SYNOPSIS
Minor league baseball player Carlton Garrett (Justin Timberlake) is tasked by his sick and in the hospital mother Katherine (Mary Steenburgen) to find his former Major League Baseball star father Kyle (Jeff Bridges) and bring him to her bedside, enlisting his school teacher ex-girlfriend Lucy (Kate Mara) to join him for on the trip.
CRITIQUE
Jeff Bridges is widely considered the Academy Award front-runner for his fantastic work in the new movie Crazy Heart. His praise for that film is beyond justifiable, and while I personally think he’s given greater performances in his long, dynamic and highly eclectic career, saying so doesn’t make what he does in writer-director Scoot Cooper’s drama any less magnificent.
What I will say is that, as wonderful as the actor is in that film, he’s every bit as good in the quite different and tiny bit more freewheeling The Open Road. While neither effort rewrites the rules of drama, this low-key road trip saga of redemption and family has enough humor and heart to make its DVD/Blu-ray dump by Anchor Bay a little bit mystifying. It’s a solid movie that pulls few punches and doesn’t do anything altogether different or unusual. But like Crazy Heart what it does do is tell a solid story and tell it well, and while the performances are better than the script that fact alone doesn’t make the project any less recommendable.
In other words by and large I liked it, writer-director Michael Meredith constructing a pleasing effort that kept me by and large entertained. Timberlake continues to blossom as an actor, it’s always nice to see old pros like Steenburgen and Harry Dean Stanton get roles at least somewhat equal their talents and Mara ends up being much better here than I ever expected her to be. As for Bridges, he’s so smoothly engaging as the aging ex-athlete he slips into the character like a pair of old baseball cleats, so effortlessly endearing and funny I almost felt like I knew Kyle Garrett personally.
Of course, that familiarity is also a small problem. There is nothing in this movie we haven’t seen before, relationship road movies from the beginning of cinema following pretty much the same template Meredith blatantly copies here. A lot of the arguments go strictly by the book and the only reason they have any emotional resonance at all is thanks to Bridges and Timberlake, and I have to admit if I wasn’t watching this movie at home sitting on my couch and saw it instead in the theater there is the very real possibility I would have been more than a little bit bored. I also have to admit that Mara’s continued smoking in the movie really annoyed me for some reason, the complete randomness of it seeming bizarrely out of place.
Still, at only 90-minutes the movie never overstays its welcome, the economy of Meredith’s storytelling skills supremely laudable. And the acting really is wonderful, the two main stars having an effortless give and take that’s highly believable. If you didn’t know any better you’d almost think these two actually shared some DNA, both of them so good they elevate proceedings far above the level where they arguably belong.

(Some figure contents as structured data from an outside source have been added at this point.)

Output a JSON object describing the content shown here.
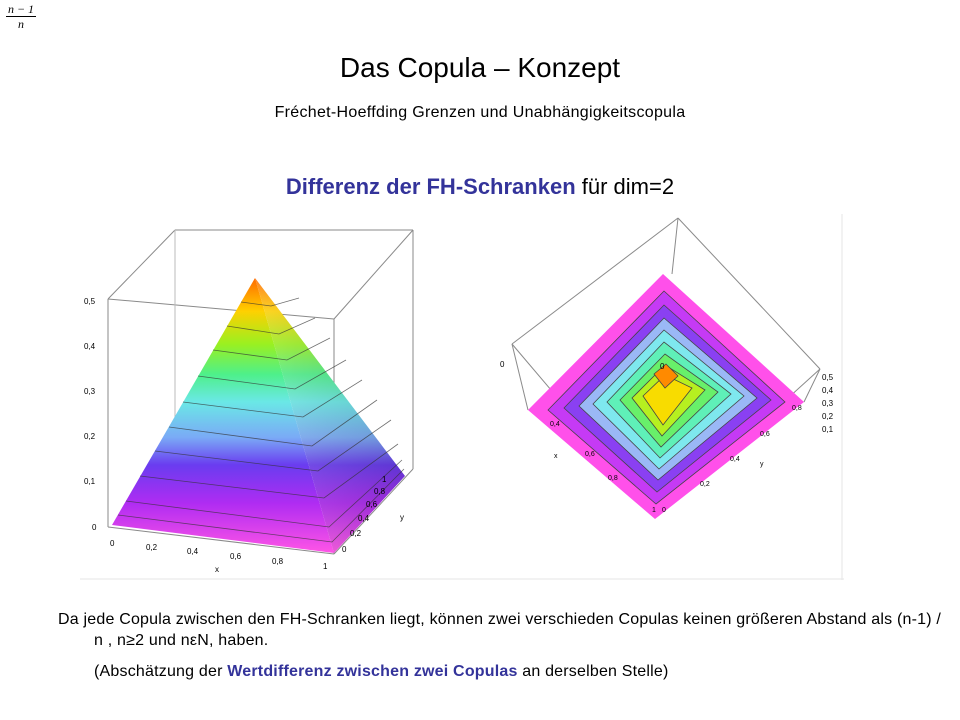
{
  "formula": {
    "numerator": "n − 1",
    "denominator": "n"
  },
  "title": "Das Copula – Konzept",
  "subtitle": "Fréchet-Hoeffding Grenzen und Unabhängigkeitscopula",
  "heading": {
    "highlight": "Differenz der FH-Schranken",
    "rest": " für dim=2"
  },
  "plot_left": {
    "z_ticks": [
      "0,5",
      "0,4",
      "0,3",
      "0,2",
      "0,1",
      "0"
    ],
    "x_ticks": [
      "0",
      "0,2",
      "0,4",
      "0,6",
      "0,8",
      "1"
    ],
    "y_ticks": [
      "0",
      "0,2",
      "0,4",
      "0,6",
      "0,8",
      "1"
    ],
    "x_label": "x",
    "y_label": "y"
  },
  "plot_right": {
    "z_ticks": [
      "0,5",
      "0,4",
      "0,3",
      "0,2",
      "0,1"
    ],
    "left_tick": "0",
    "x_ticks": [
      "1",
      "0,8",
      "0,6",
      "0,4"
    ],
    "y_ticks": [
      "0",
      "0,2",
      "0,4",
      "0,6",
      "0,8"
    ],
    "x_label": "x",
    "y_label": "y",
    "peak_label": "0"
  },
  "paragraphs": {
    "p1": "Da jede Copula zwischen den FH-Schranken liegt, können zwei verschieden Copulas keinen größeren Abstand als (n-1) / n , n≥2 und nεN, haben.",
    "p2_before": "(Abschätzung der ",
    "p2_highlight": "Wertdifferenz zwischen zwei Copulas",
    "p2_after": " an derselben Stelle)"
  },
  "colors": {
    "heading_blue": "#33339a"
  }
}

Back to Bridges and Crazy Heart. If he wins for that movie (and by all indication he’s going to) I am not going to feel bad about that fact in the slightest. He’s outstanding in it, and when you combine his performance with T-Bone Burnett’s song writing abilities the result is simply out of this world. I just don’t think he’s any better in it then he is here, and it always saddens me a little bit that when an actor goes the comedic route he’s forgotten but the moment he gets down and dirty (especially if there’s alcohol involved) the Academy falls all over themselves in praise.

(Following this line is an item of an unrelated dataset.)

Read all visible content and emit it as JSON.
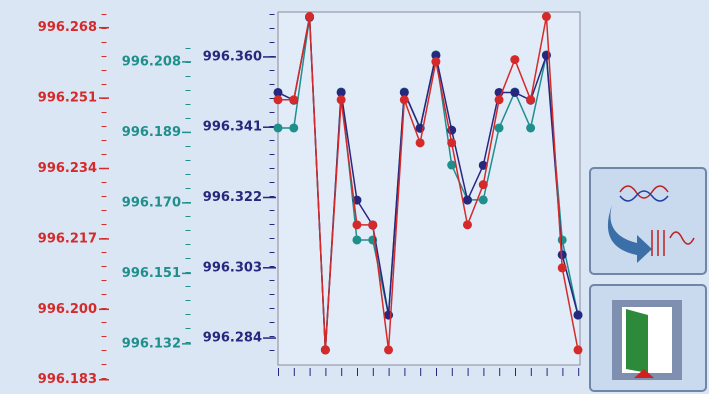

The basic truth is that Bridges is one of the best, and most constantly overlooked and under-praised, actors of his generation. He’s been delivering award-worthy performances for over three decades, his work in The Open Road a glorious reminder that he’s the kind of performer who can appear in a movie in any genre and make it better just by the value of his presence (Blown Away excluded).
For that reason alone I’m willing to cut Meredith’s film a ton of slack and offer it up for recommendation as a rental. Will it change a viewer’s life? No. Will they talk about it for weeks on end afterwards? Definitely not. Will they enjoy themselves while it’s playing and come away after feeling a bit lighter on their feet and maybe a wee bit happier about the world in which they live? Sure, that fact alone making it worthy of a look.
THE VIDEO
The Open Road is presented in 2.35:1/1080p. The transfer is fine; picture quality is clean and definition is solid, and while colors aren't very bright they give off a warmness that's good enough for home viewing.
THE AUDIO
The film is presented in English Dolby Surround 5.1 audio with English SDH and Spanish subtitles. Like so many Anchor Bay releases, there is no hi-def soundtrack provided for this Blu-ray release.
THE EXTRAS
Audio Commentary with writer/director Michael Meredith and actor Jeff Bridges: Jeff Bridges should record more audio commentaries, listening to him is just plain awesome.
Behind the Scenes of The Open Road: A standard making-of piece that is so short I'm not even sure you can call it a legitimate featurette.
Also available is the film's theatrical trailer.
FINAL THOUGHT
The Open Road deserved a wider release and for fans of the actors makes just about the perfect rental.